3試合ほどAリーグ同士の対戦も組まれたので、結局のところ「Aリーグ対下部リーグ」という図式になったのは、16試合中4試合のみ。その対戦成績は2勝2敗のタイで、2試合も番狂わせが起きた。

QLD勢でラウンド32に勝ち残ったのは、州1部(豪州2部相当)NPLQのブリスベン・ストライカーズ、FNQヒート(ケアンズ)、レッドランズ・ユナイテッドの3チーム。それに州2部(豪州3部)相当となるゴールドコースト・プレミア・リーグからサーファーズ・パラダイス・アポロを加えた計4チーム。このうち、ストライカーズとレッドランズがこのラウンドを突破して16強に名を連ねた。2年連続でのベスト16進出を狙った渡邊志門を擁するヒートは涙を飲んだ。

レッドランズの勝利は衝撃的だった。ブリスベン東郊レッドランズ市に本拠地を置く古豪が、昨季のAリーグ王者アデレード・ユナイテッドを破る大波乱。しかも、その勝ち方が何とも劇的。アデレードの1点リードで迎えた試合終了直前。ロスタイム3分も過ぎて、正真正銘、最後のワン・プレーで、前線に出されたボールに飛び出した豪州代表の経験豊富なアデレードGKガレコヴィッチが、まさかのファンブル。そこに詰めていたレッドランズMFリーがボールを奪ってゴールに流し込み、土壇場で同点。ギリギリで追いついたイケイケムードのまま突入した延長前半9分、オブライエンが勝ち越しゴールを決めてAリーグ王者をねじ伏せた。

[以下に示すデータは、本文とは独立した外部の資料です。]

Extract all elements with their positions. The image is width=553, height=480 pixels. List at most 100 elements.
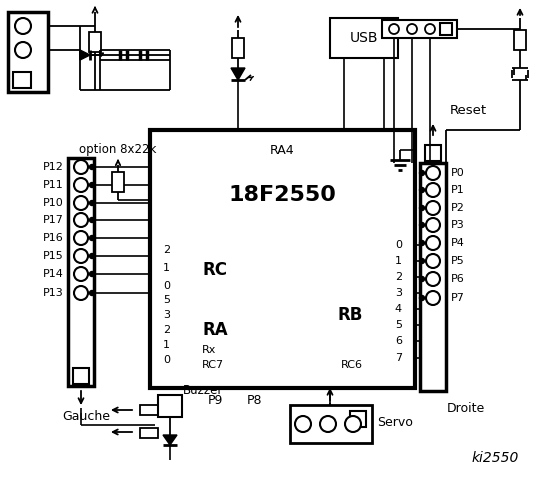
Bar — [68, 158, 94, 386]
Circle shape — [407, 24, 417, 34]
Circle shape — [426, 291, 440, 305]
Circle shape — [426, 201, 440, 215]
Circle shape — [426, 218, 440, 232]
Circle shape — [420, 276, 425, 281]
Circle shape — [74, 160, 88, 174]
Bar — [8, 12, 48, 92]
Polygon shape — [163, 435, 177, 445]
Bar — [112, 172, 124, 192]
Circle shape — [90, 253, 95, 259]
Text: P16: P16 — [43, 233, 64, 243]
Text: 2: 2 — [395, 272, 402, 282]
Circle shape — [426, 183, 440, 197]
Text: 0: 0 — [163, 355, 170, 365]
Bar — [290, 405, 372, 443]
Circle shape — [90, 290, 95, 296]
Circle shape — [420, 296, 425, 300]
Text: 6: 6 — [395, 336, 402, 346]
Text: P8: P8 — [247, 394, 263, 407]
Bar — [150, 130, 415, 388]
Bar — [140, 405, 158, 415]
Bar — [440, 23, 452, 35]
Bar — [89, 32, 101, 52]
Circle shape — [426, 254, 440, 268]
Circle shape — [74, 213, 88, 227]
Circle shape — [420, 188, 425, 192]
Circle shape — [426, 236, 440, 250]
Text: P2: P2 — [451, 203, 465, 213]
Text: P15: P15 — [43, 251, 64, 261]
Circle shape — [420, 240, 425, 245]
Text: RB: RB — [338, 306, 363, 324]
Text: P7: P7 — [451, 293, 465, 303]
Polygon shape — [231, 68, 245, 80]
Circle shape — [74, 196, 88, 210]
Text: 2: 2 — [163, 245, 170, 255]
Text: RA: RA — [202, 321, 228, 339]
Circle shape — [74, 231, 88, 245]
Text: 1: 1 — [163, 340, 170, 350]
Circle shape — [74, 267, 88, 281]
Bar — [158, 395, 182, 417]
Bar — [382, 20, 457, 38]
Text: P17: P17 — [43, 215, 64, 225]
Text: P0: P0 — [451, 168, 465, 178]
Text: P13: P13 — [43, 288, 64, 298]
Circle shape — [420, 170, 425, 176]
Text: USB: USB — [349, 31, 378, 45]
Circle shape — [90, 236, 95, 240]
Text: Gauche: Gauche — [62, 409, 110, 422]
Circle shape — [420, 259, 425, 264]
Circle shape — [425, 24, 435, 34]
Bar — [73, 368, 89, 384]
Text: RC: RC — [202, 261, 227, 279]
Bar — [330, 18, 398, 58]
Text: option 8x22k: option 8x22k — [79, 144, 156, 156]
Text: P9: P9 — [207, 394, 223, 407]
Bar — [514, 30, 526, 50]
Text: 1: 1 — [163, 263, 170, 273]
Circle shape — [90, 217, 95, 223]
Circle shape — [426, 166, 440, 180]
Text: Servo: Servo — [377, 416, 413, 429]
Circle shape — [389, 24, 399, 34]
Text: 2: 2 — [163, 325, 170, 335]
Text: P14: P14 — [43, 269, 64, 279]
Bar — [420, 163, 446, 391]
Bar — [232, 38, 244, 58]
Text: RA4: RA4 — [270, 144, 295, 156]
Circle shape — [90, 182, 95, 188]
Circle shape — [320, 416, 336, 432]
Text: RC7: RC7 — [202, 360, 224, 370]
Text: Reset: Reset — [450, 104, 487, 117]
Bar — [140, 428, 158, 438]
Circle shape — [295, 416, 311, 432]
Text: 3: 3 — [395, 288, 402, 298]
Circle shape — [420, 223, 425, 228]
Circle shape — [15, 42, 31, 58]
Circle shape — [74, 249, 88, 263]
Circle shape — [426, 272, 440, 286]
Text: P11: P11 — [43, 180, 64, 190]
Text: 18F2550: 18F2550 — [228, 185, 336, 205]
Text: P12: P12 — [43, 162, 64, 172]
Text: P6: P6 — [451, 274, 465, 284]
Bar — [350, 411, 366, 427]
Text: P4: P4 — [451, 238, 465, 248]
Text: P3: P3 — [451, 220, 465, 230]
Circle shape — [345, 416, 361, 432]
Text: Rx: Rx — [202, 345, 216, 355]
Text: 0: 0 — [163, 281, 170, 291]
Polygon shape — [80, 50, 90, 60]
Text: Buzzer: Buzzer — [183, 384, 223, 396]
Text: RC6: RC6 — [341, 360, 363, 370]
Text: Droite: Droite — [447, 403, 485, 416]
Text: P1: P1 — [451, 185, 465, 195]
Text: 3: 3 — [163, 310, 170, 320]
Text: P5: P5 — [451, 256, 465, 266]
Circle shape — [420, 205, 425, 211]
Text: P10: P10 — [43, 198, 64, 208]
Circle shape — [74, 178, 88, 192]
Text: 1: 1 — [395, 256, 402, 266]
Text: 5: 5 — [163, 295, 170, 305]
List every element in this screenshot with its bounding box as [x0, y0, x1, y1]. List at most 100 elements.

このレッドランズの勝利は「Aリーグ史上最大の番狂わせ」などと驚きをもって伝えられたが、まだまだアップセットは起きそうだ。ラウンド32で5チームのAリーグ・クラブがトーナメントを去り、16強に歩を進めたAリーグ・クラブは5チーム。つまり、残りの11チームは下部リーグ所属のクラブということ。こうなると、確率論的には、FFA杯3年目にして初のAリーグ所属クラブ以外のカップ王者の可能性も低くは見積もれまい。ますます楽しみだ。


【うえまつの独り言】
この原稿を執筆していると、家人の叫び声がした。うっかり忘れていたマチルダズの五輪2戦目のドイツ戦。前半途中からの観戦になったが、終了直前に追いつかれてのドロー。しかし、強豪相手のドローで予選突破の可能性は何とか残った。さて、どうなりますことやら。